I had success running waveglow with: nvcr.io/nvidia/pytorch:20.03-py3

2) The instructions indicate:

python inference.py -c config.json -f models/flowtron_ljs.pt -w models/waveglow_256channels_v4.pt -t "It is well know that deep generative models have a deep latent space!" -i 0

but waveglow_256channels_v4.pt is not provided. I found a few work arounds. I tried models from:

I didn't get a valid .wav file with any of these.

  1. I had to fix a problem with the code in inference.py. Here's the output:

    Loaded checkpoint 'models/flowtron_ljs.pt') Number of speakers : 1 Traceback (most recent call last): File "inference.py", line 132, in args.id, args.n_frames, args.sigma, args.gate, args.seed) File "inference.py", line 76, in infer axes[0].imshow(mels[0].cpu().numpy(), origin='bottom', aspect='auto') File "/opt/conda/lib/python3.6/site-packages/matplotlib/init.py", line 1438, in inner return func(ax, *map(sanitize_sequence, args), kwargs) File "/opt/conda/lib/python3.6/site-packages/matplotlib/axes/_axes.py", line 5521, in imshow resample=resample, kwargs) File "/opt/conda/lib/python3.6/site-packages/matplotlib/image.py", line 905, in init **kwargs File "/opt/conda/lib/python3.6/site-packages/matplotlib/image.py", line 246, in init cbook._check_in_list(["upper", "lower"], origin=origin) File "/opt/conda/lib/python3.6/site-packages/matplotlib/cbook/init.py", line 2257, in _check_in_list .format(v, k, ', '.join(map(repr, values)))) ValueError: 'bottom' is not a valid value for origin; supported values are 'upper', ‘lower'

I updated inference.py:

#axes[0].imshow(mels[0].cpu().numpy(), origin='bottom', aspect='auto')
#axes[1].imshow(attention[:, 0].transpose(), origin='bottom', aspect='auto')
axes[0].imshow(mels[0].cpu().numpy(), origin='lower', aspect='auto')
axes[1].imshow(attention[:, 0].transpose(), origin='lower', aspect='auto')

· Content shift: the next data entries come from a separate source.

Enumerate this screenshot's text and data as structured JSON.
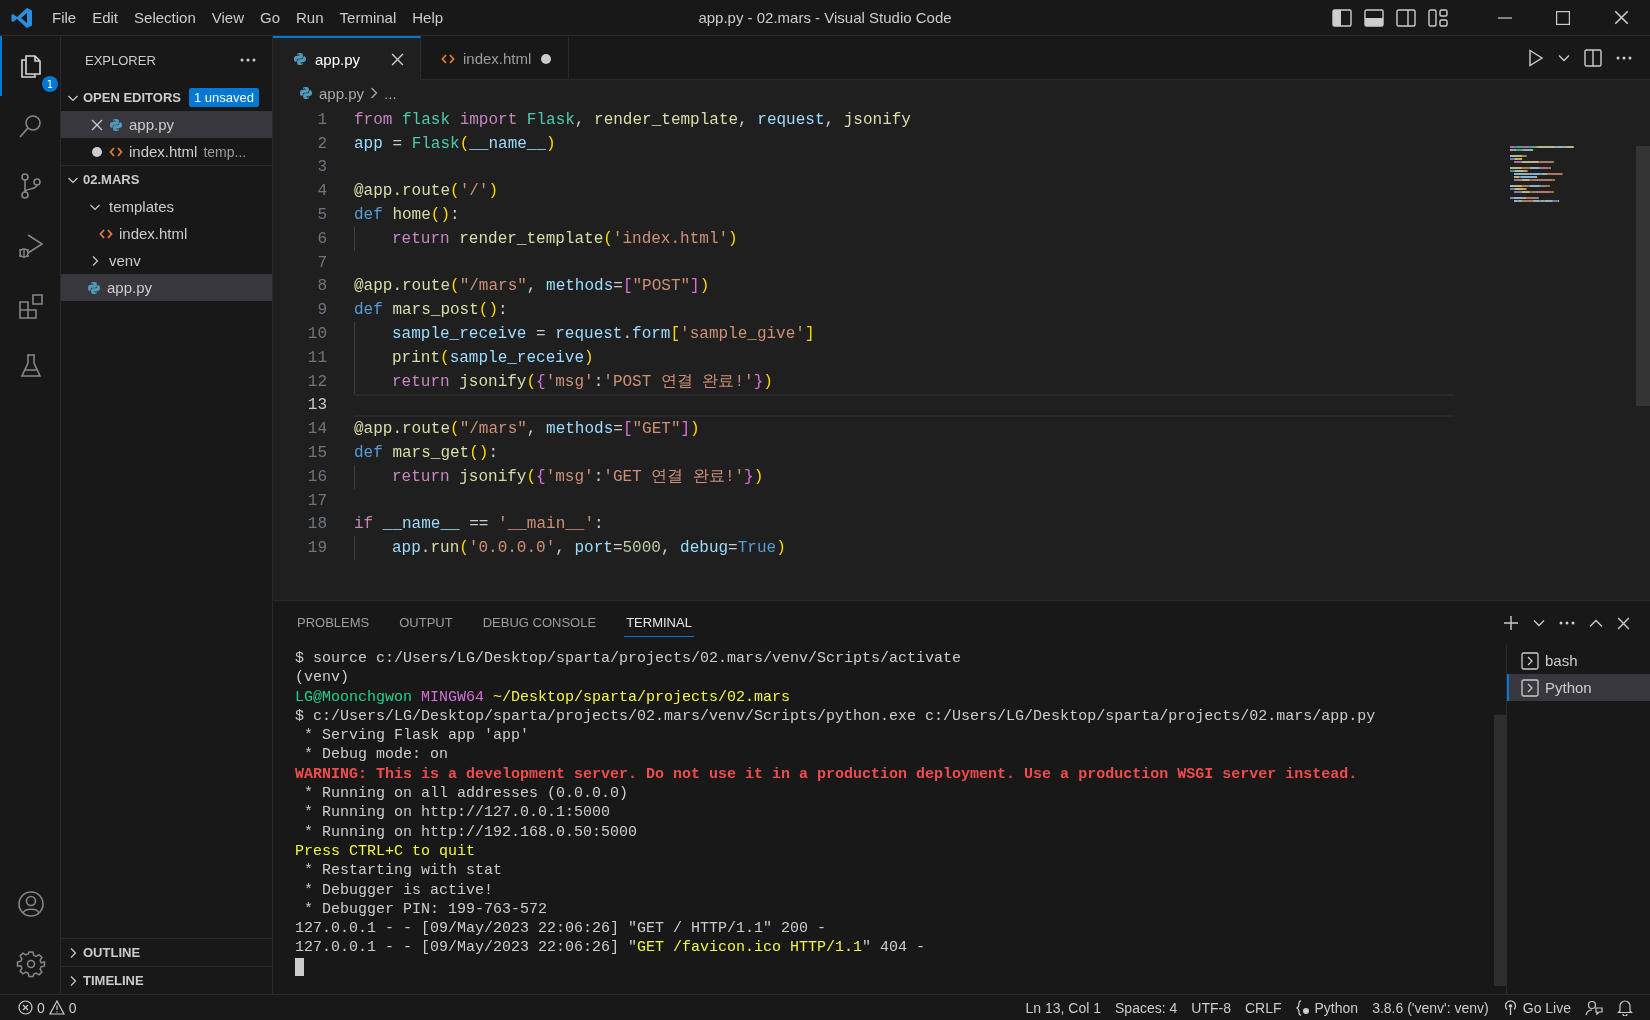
{
  "title_bar": {
    "menu": [
      "File",
      "Edit",
      "Selection",
      "View",
      "Go",
      "Run",
      "Terminal",
      "Help"
    ],
    "title": "app.py - 02.mars - Visual Studio Code"
  },
  "activity_bar": {
    "items": [
      {
        "kind": "files",
        "selected": true,
        "badge": "1"
      },
      {
        "kind": "search",
        "selected": false
      },
      {
        "kind": "source-control",
        "selected": false
      },
      {
        "kind": "run-debug",
        "selected": false
      },
      {
        "kind": "extensions",
        "selected": false
      },
      {
        "kind": "testing",
        "selected": false
      }
    ],
    "bottom": [
      {
        "kind": "account"
      },
      {
        "kind": "settings"
      }
    ]
  },
  "sidebar": {
    "title": "EXPLORER",
    "open_editors": {
      "label": "OPEN EDITORS",
      "expanded": true,
      "badge": "1 unsaved",
      "items": [
        {
          "name": "app.py",
          "kind": "python",
          "selected": true,
          "modified": false
        },
        {
          "name": "index.html",
          "kind": "html",
          "description": "temp...",
          "selected": false,
          "modified": true
        }
      ]
    },
    "folder": {
      "label": "02.MARS",
      "expanded": true,
      "tree": [
        {
          "name": "templates",
          "kind": "folder",
          "expanded": true,
          "selected": false,
          "children": [
            {
              "name": "index.html",
              "kind": "html",
              "selected": false
            }
          ]
        },
        {
          "name": "venv",
          "kind": "folder",
          "expanded": false,
          "selected": false
        },
        {
          "name": "app.py",
          "kind": "python",
          "selected": true
        }
      ]
    },
    "bottom_sections": [
      {
        "label": "OUTLINE",
        "expanded": false
      },
      {
        "label": "TIMELINE",
        "expanded": false
      }
    ]
  },
  "editor": {
    "tabs": [
      {
        "label": "app.py",
        "kind": "python",
        "selected": true,
        "modified": false
      },
      {
        "label": "index.html",
        "kind": "html",
        "selected": false,
        "modified": true
      }
    ],
    "breadcrumb": [
      {
        "text": "app.py",
        "kind": "python"
      },
      {
        "text": "..."
      }
    ],
    "lines": [
      {
        "number": "1",
        "current": false,
        "indented": false,
        "tokens": [
          {
            "text": "from ",
            "kind": "kw"
          },
          {
            "text": "flask ",
            "kind": "cls"
          },
          {
            "text": "import ",
            "kind": "kw"
          },
          {
            "text": "Flask",
            "kind": "cls"
          },
          {
            "text": ", ",
            "kind": "plain"
          },
          {
            "text": "render_template",
            "kind": "fn"
          },
          {
            "text": ", ",
            "kind": "plain"
          },
          {
            "text": "request",
            "kind": "var"
          },
          {
            "text": ", ",
            "kind": "plain"
          },
          {
            "text": "jsonify",
            "kind": "fn"
          }
        ]
      },
      {
        "number": "2",
        "current": false,
        "indented": false,
        "tokens": [
          {
            "text": "app",
            "kind": "var"
          },
          {
            "text": " = ",
            "kind": "plain"
          },
          {
            "text": "Flask",
            "kind": "cls"
          },
          {
            "text": "(",
            "kind": "br1"
          },
          {
            "text": "__name__",
            "kind": "var"
          },
          {
            "text": ")",
            "kind": "br1"
          }
        ]
      },
      {
        "number": "3",
        "current": false,
        "indented": false
      },
      {
        "number": "4",
        "current": false,
        "indented": false,
        "tokens": [
          {
            "text": "@app.route",
            "kind": "fn"
          },
          {
            "text": "(",
            "kind": "br1"
          },
          {
            "text": "'/'",
            "kind": "str"
          },
          {
            "text": ")",
            "kind": "br1"
          }
        ]
      },
      {
        "number": "5",
        "current": false,
        "indented": false,
        "tokens": [
          {
            "text": "def ",
            "kind": "def"
          },
          {
            "text": "home",
            "kind": "fn"
          },
          {
            "text": "()",
            "kind": "br1"
          },
          {
            "text": ":",
            "kind": "plain"
          }
        ]
      },
      {
        "number": "6",
        "current": false,
        "indented": true,
        "tokens": [
          {
            "text": "return ",
            "kind": "kw"
          },
          {
            "text": "render_template",
            "kind": "fn"
          },
          {
            "text": "(",
            "kind": "br1"
          },
          {
            "text": "'index.html'",
            "kind": "str"
          },
          {
            "text": ")",
            "kind": "br1"
          }
        ]
      },
      {
        "number": "7",
        "current": false,
        "indented": false
      },
      {
        "number": "8",
        "current": false,
        "indented": false,
        "tokens": [
          {
            "text": "@app.route",
            "kind": "fn"
          },
          {
            "text": "(",
            "kind": "br1"
          },
          {
            "text": "\"/mars\"",
            "kind": "str"
          },
          {
            "text": ", ",
            "kind": "plain"
          },
          {
            "text": "methods",
            "kind": "var"
          },
          {
            "text": "=",
            "kind": "plain"
          },
          {
            "text": "[",
            "kind": "br2"
          },
          {
            "text": "\"POST\"",
            "kind": "str"
          },
          {
            "text": "]",
            "kind": "br2"
          },
          {
            "text": ")",
            "kind": "br1"
          }
        ]
      },
      {
        "number": "9",
        "current": false,
        "indented": false,
        "tokens": [
          {
            "text": "def ",
            "kind": "def"
          },
          {
            "text": "mars_post",
            "kind": "fn"
          },
          {
            "text": "()",
            "kind": "br1"
          },
          {
            "text": ":",
            "kind": "plain"
          }
        ]
      },
      {
        "number": "10",
        "current": false,
        "indented": true,
        "tokens": [
          {
            "text": "sample_receive",
            "kind": "var"
          },
          {
            "text": " = ",
            "kind": "plain"
          },
          {
            "text": "request",
            "kind": "var"
          },
          {
            "text": ".",
            "kind": "plain"
          },
          {
            "text": "form",
            "kind": "var"
          },
          {
            "text": "[",
            "kind": "br1"
          },
          {
            "text": "'sample_give'",
            "kind": "str"
          },
          {
            "text": "]",
            "kind": "br1"
          }
        ]
      },
      {
        "number": "11",
        "current": false,
        "indented": true,
        "tokens": [
          {
            "text": "print",
            "kind": "fn"
          },
          {
            "text": "(",
            "kind": "br1"
          },
          {
            "text": "sample_receive",
            "kind": "var"
          },
          {
            "text": ")",
            "kind": "br1"
          }
        ]
      },
      {
        "number": "12",
        "current": false,
        "indented": true,
        "tokens": [
          {
            "text": "return ",
            "kind": "kw"
          },
          {
            "text": "jsonify",
            "kind": "fn"
          },
          {
            "text": "(",
            "kind": "br1"
          },
          {
            "text": "{",
            "kind": "br2"
          },
          {
            "text": "'msg'",
            "kind": "str"
          },
          {
            "text": ":",
            "kind": "plain"
          },
          {
            "text": "'POST 연결 완료!'",
            "kind": "str"
          },
          {
            "text": "}",
            "kind": "br2"
          },
          {
            "text": ")",
            "kind": "br1"
          }
        ]
      },
      {
        "number": "13",
        "current": true,
        "indented": false
      },
      {
        "number": "14",
        "current": false,
        "indented": false,
        "tokens": [
          {
            "text": "@app.route",
            "kind": "fn"
          },
          {
            "text": "(",
            "kind": "br1"
          },
          {
            "text": "\"/mars\"",
            "kind": "str"
          },
          {
            "text": ", ",
            "kind": "plain"
          },
          {
            "text": "methods",
            "kind": "var"
          },
          {
            "text": "=",
            "kind": "plain"
          },
          {
            "text": "[",
            "kind": "br2"
          },
          {
            "text": "\"GET\"",
            "kind": "str"
          },
          {
            "text": "]",
            "kind": "br2"
          },
          {
            "text": ")",
            "kind": "br1"
          }
        ]
      },
      {
        "number": "15",
        "current": false,
        "indented": false,
        "tokens": [
          {
            "text": "def ",
            "kind": "def"
          },
          {
            "text": "mars_get",
            "kind": "fn"
          },
          {
            "text": "()",
            "kind": "br1"
          },
          {
            "text": ":",
            "kind": "plain"
          }
        ]
      },
      {
        "number": "16",
        "current": false,
        "indented": true,
        "tokens": [
          {
            "text": "return ",
            "kind": "kw"
          },
          {
            "text": "jsonify",
            "kind": "fn"
          },
          {
            "text": "(",
            "kind": "br1"
          },
          {
            "text": "{",
            "kind": "br2"
          },
          {
            "text": "'msg'",
            "kind": "str"
          },
          {
            "text": ":",
            "kind": "plain"
          },
          {
            "text": "'GET 연결 완료!'",
            "kind": "str"
          },
          {
            "text": "}",
            "kind": "br2"
          },
          {
            "text": ")",
            "kind": "br1"
          }
        ]
      },
      {
        "number": "17",
        "current": false,
        "indented": false
      },
      {
        "number": "18",
        "current": false,
        "indented": false,
        "tokens": [
          {
            "text": "if ",
            "kind": "kw"
          },
          {
            "text": "__name__",
            "kind": "var"
          },
          {
            "text": " == ",
            "kind": "plain"
          },
          {
            "text": "'__main__'",
            "kind": "str"
          },
          {
            "text": ":",
            "kind": "plain"
          }
        ]
      },
      {
        "number": "19",
        "current": false,
        "indented": true,
        "tokens": [
          {
            "text": "app",
            "kind": "var"
          },
          {
            "text": ".",
            "kind": "plain"
          },
          {
            "text": "run",
            "kind": "fn"
          },
          {
            "text": "(",
            "kind": "br1"
          },
          {
            "text": "'0.0.0.0'",
            "kind": "str"
          },
          {
            "text": ", ",
            "kind": "plain"
          },
          {
            "text": "port",
            "kind": "var"
          },
          {
            "text": "=",
            "kind": "plain"
          },
          {
            "text": "5000",
            "kind": "num"
          },
          {
            "text": ", ",
            "kind": "plain"
          },
          {
            "text": "debug",
            "kind": "var"
          },
          {
            "text": "=",
            "kind": "plain"
          },
          {
            "text": "True",
            "kind": "def"
          },
          {
            "text": ")",
            "kind": "br1"
          }
        ]
      }
    ]
  },
  "panel": {
    "tabs": [
      {
        "label": "PROBLEMS",
        "selected": false
      },
      {
        "label": "OUTPUT",
        "selected": false
      },
      {
        "label": "DEBUG CONSOLE",
        "selected": false
      },
      {
        "label": "TERMINAL",
        "selected": true
      }
    ],
    "terminal": {
      "cursor": true,
      "lines": [
        [
          {
            "text": "$ source c:/Users/LG/Desktop/sparta/projects/02.mars/venv/Scripts/activate",
            "kind": "plain"
          }
        ],
        [
          {
            "text": "(venv)",
            "kind": "plain"
          }
        ],
        [
          {
            "text": "LG@Moonchgwon ",
            "kind": "green"
          },
          {
            "text": "MINGW64 ",
            "kind": "magenta"
          },
          {
            "text": "~/Desktop/sparta/projects/02.mars",
            "kind": "yellow"
          }
        ],
        [
          {
            "text": "$ c:/Users/LG/Desktop/sparta/projects/02.mars/venv/Scripts/python.exe c:/Users/LG/Desktop/sparta/projects/02.mars/app.py",
            "kind": "plain"
          }
        ],
        [
          {
            "text": " * Serving Flask app 'app'",
            "kind": "plain"
          }
        ],
        [
          {
            "text": " * Debug mode: on",
            "kind": "plain"
          }
        ],
        [
          {
            "text": "WARNING: This is a development server. Do not use it in a production deployment. Use a production WSGI server instead.",
            "kind": "red"
          }
        ],
        [
          {
            "text": " * Running on all addresses (0.0.0.0)",
            "kind": "plain"
          }
        ],
        [
          {
            "text": " * Running on http://127.0.0.1:5000",
            "kind": "plain"
          }
        ],
        [
          {
            "text": " * Running on http://192.168.0.50:5000",
            "kind": "plain"
          }
        ],
        [
          {
            "text": "Press CTRL+C to quit",
            "kind": "yellow"
          }
        ],
        [
          {
            "text": " * Restarting with stat",
            "kind": "plain"
          }
        ],
        [
          {
            "text": " * Debugger is active!",
            "kind": "plain"
          }
        ],
        [
          {
            "text": " * Debugger PIN: 199-763-572",
            "kind": "plain"
          }
        ],
        [
          {
            "text": "127.0.0.1 - - [09/May/2023 22:06:26] \"GET / HTTP/1.1\" 200 -",
            "kind": "plain"
          }
        ],
        [
          {
            "text": "127.0.0.1 - - [09/May/2023 22:06:26] \"",
            "kind": "plain"
          },
          {
            "text": "GET /favicon.ico HTTP/1.1",
            "kind": "yellow"
          },
          {
            "text": "\" 404 -",
            "kind": "plain"
          }
        ]
      ]
    },
    "terminals": [
      {
        "label": "bash",
        "selected": false
      },
      {
        "label": "Python",
        "selected": true
      }
    ]
  },
  "status_bar": {
    "errors": "0",
    "warnings": "0",
    "items": [
      {
        "text": "Ln 13, Col 1",
        "kind": "text"
      },
      {
        "text": "Spaces: 4",
        "kind": "text"
      },
      {
        "text": "UTF-8",
        "kind": "text"
      },
      {
        "text": "CRLF",
        "kind": "text"
      },
      {
        "text": "Python",
        "kind": "language"
      },
      {
        "text": "3.8.6 ('venv': venv)",
        "kind": "text"
      },
      {
        "text": "Go Live",
        "kind": "live"
      },
      {
        "kind": "feedback"
      },
      {
        "kind": "bell"
      }
    ]
  }
}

sid0_sigma0 5_attnlayer0 sid0_sigma0 5_attnlayer1

maggiezha commented 4 years ago

I got similar issues when I first ran it, now I can generate audio correctly and please try:

  1. I also used the NVIDIA NGC PyTorch container (same version as yours), after launching the container, you need to: export PATH=/usr/local/nvidia/bin:/usr/local/cuda/bin:${PATH} apt-get update -y apt-get install -y ffmpeg libsndfile1 sox locales vim pip install --upgrade pip pip install -U numpy pip install librosa soundfile audioread sox matplotlib Pillow tensorflow==1.15.2 tensorboardX inflect unidecode natsort pandas jupyter tgt srt peakutils --ignore-installed certifi

Then I "docker commit" to a new image for my future use.

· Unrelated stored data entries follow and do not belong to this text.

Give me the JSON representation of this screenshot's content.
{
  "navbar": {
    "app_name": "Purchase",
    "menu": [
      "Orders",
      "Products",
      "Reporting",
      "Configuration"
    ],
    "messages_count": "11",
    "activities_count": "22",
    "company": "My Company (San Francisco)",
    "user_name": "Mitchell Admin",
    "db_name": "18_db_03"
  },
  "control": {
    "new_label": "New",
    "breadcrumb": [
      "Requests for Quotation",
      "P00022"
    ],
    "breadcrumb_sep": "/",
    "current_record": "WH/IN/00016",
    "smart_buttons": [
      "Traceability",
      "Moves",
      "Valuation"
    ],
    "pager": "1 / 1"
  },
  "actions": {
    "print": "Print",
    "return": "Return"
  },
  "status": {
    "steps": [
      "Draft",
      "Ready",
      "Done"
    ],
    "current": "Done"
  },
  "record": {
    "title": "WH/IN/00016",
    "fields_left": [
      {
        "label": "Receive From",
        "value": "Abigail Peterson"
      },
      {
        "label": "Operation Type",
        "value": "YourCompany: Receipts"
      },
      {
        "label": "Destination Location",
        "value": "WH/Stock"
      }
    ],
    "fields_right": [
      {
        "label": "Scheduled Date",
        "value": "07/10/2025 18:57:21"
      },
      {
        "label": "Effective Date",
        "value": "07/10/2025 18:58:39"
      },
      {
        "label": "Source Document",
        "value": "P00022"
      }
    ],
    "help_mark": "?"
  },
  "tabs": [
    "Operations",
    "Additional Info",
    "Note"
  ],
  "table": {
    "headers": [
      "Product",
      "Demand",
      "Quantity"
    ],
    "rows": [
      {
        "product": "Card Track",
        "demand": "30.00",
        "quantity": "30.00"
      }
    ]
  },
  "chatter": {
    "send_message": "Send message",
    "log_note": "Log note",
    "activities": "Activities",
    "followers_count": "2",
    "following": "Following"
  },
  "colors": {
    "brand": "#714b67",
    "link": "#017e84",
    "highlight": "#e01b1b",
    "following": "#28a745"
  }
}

  1. For inference, I got this warning: /opt/conda/lib/python3.6/site-packages/torch/serialization.py:659: SourceChangeWarning: source code of class 'torch.nn.modules.conv.ConvTranspose1d' has changed. you can retrieve the original source code by accessing the object's source attribute or set torch.nn.Module.dump_patches = True and use the patch tool to revert the changes. warnings.warn(msg, SourceChangeWarning)

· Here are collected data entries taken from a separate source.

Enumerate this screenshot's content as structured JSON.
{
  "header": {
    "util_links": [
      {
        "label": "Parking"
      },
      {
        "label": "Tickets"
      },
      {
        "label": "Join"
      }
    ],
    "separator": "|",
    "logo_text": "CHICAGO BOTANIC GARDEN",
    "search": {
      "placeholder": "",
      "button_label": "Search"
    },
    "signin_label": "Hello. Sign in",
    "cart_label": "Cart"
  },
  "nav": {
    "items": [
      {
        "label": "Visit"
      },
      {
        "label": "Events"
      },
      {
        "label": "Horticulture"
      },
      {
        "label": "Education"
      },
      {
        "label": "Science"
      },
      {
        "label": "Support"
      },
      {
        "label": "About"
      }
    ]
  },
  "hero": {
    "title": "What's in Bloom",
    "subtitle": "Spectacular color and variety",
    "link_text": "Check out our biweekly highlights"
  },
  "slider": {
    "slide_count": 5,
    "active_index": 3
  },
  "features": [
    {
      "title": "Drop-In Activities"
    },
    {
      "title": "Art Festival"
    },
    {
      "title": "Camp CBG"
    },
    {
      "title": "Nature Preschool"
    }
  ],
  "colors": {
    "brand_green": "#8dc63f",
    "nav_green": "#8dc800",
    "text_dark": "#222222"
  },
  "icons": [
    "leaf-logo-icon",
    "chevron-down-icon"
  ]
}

So I added: torch.nn.Module.dump_patches = True to inference.py

also for WaveGlow checkpoint, I tried your first one too but it only generated silent audio, I found this can work: https://ngc.nvidia.com/catalog/models/nvidia:waveglow_ljs_256channels

  1. I did the same as you

Now I can generate good audio.

serg06 commented 4 years ago

I was able to get it working on Ubuntu without NGC by using Waveglow V3.

Then I tried the exact same thing on Windows and I can't get it to work. It's just silence every time.

rafaelvalle commented 3 years ago

your issue can be related to the pytorch version. make sure you're running the latest version and try inference in fp32.